A common word for embalmed tissue is ‘fixed’, and the precise difference in Victoria was she was unfixed.  Joints moved – a little sluggishly since she was constantly kept very cold, but they moved through the normal range.  The skin was supple, and moved on the underlying tissues.  With the blood present, her skin had normal hues, and, though incisions would not bleed like surgical ones, blood was present, and would pool under her sometimes.  Cutting through the skin was more rubbery and resilient than embalmed tissue, and the underlying muscles, fat, and fascia had normal coloring and normal responsiveness.

But oh, how much responsiveness there was!  Pull on the tissue – any tissue! – and an ‘anatomy train’ appears.  Take any tissue off the body and put it under the microscope Eric Root brought, and watch the structure that was evident on the body disappear into amorphous vacuoles and bubbles.  Put a new stretch on the tissue, and new structure appears – complete with lined up fibers and resistance.

Jeff Linn warned me against conflating anatomy with structure.  At the time, I dismissed the warning – anatomy is to structure what money is to love – maybe you can’t buy it, but it doesn’t hurt the process either.  Anatomy may not be structure, I thought, but it sure is a useful way in.

I still believe that, and will continue to insist that my students know their anatomy, but clearly structure is something that only occurs in context of the spatial tensegrity of the body.  In other words, you need the tensional and compressional forces to make the fascia / myofascia organize.  (Having written this, I say ‘of course, that’s what we’ve been saying all along, but to see it in action is a different experience.)
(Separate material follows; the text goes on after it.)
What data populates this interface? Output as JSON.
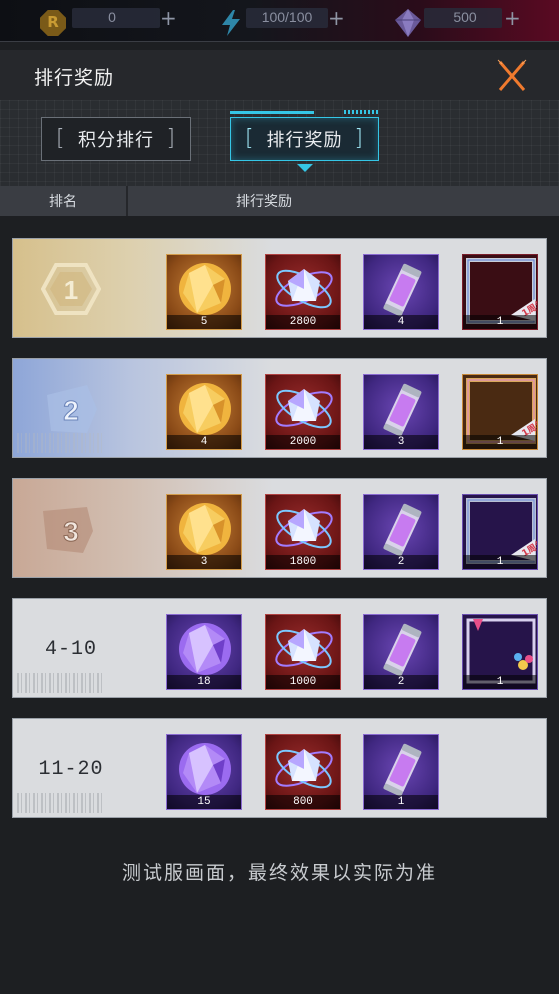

We were attempting to dissect out myofascial continuities, and the result were gloppy messes that looked (and by Friday were starting to smell) like flank steak.  Removed embalmed specimens are fairly stiff and could be draped over the classroom skeletons we use to photograph them.  The ‘real’ Anatomy Trains were so gloopy that they would immediately ooze off the skeleton unless held there with pins or hands.

The naturalness of the tissue, and its disconcerting lack of structure when removed from the body were bad enough, but the constant lifting of Victoria in and out of the freezer (under the knees and under the shoulders) emphasized her humanity, and the feeling of being somewhere between Hannibal Lector and Jeffrey Daumer persisted, actually growing through the week as the butcher-shop odor surpassed the formalin as a smell to be reckoned with.  Although it was a fantastic learning experience, this encounter with death – even in the same situation as many I have done before – a lab, the coats, the scalpels – was a quantum leap closer, and the hollow voice that says, “This way all men pass – even you, even your children” boomed hollow in my mind’s ear.

Many thanks to Todd, the staff, and all the students, but most of all to Victoria, who gave us such a gift.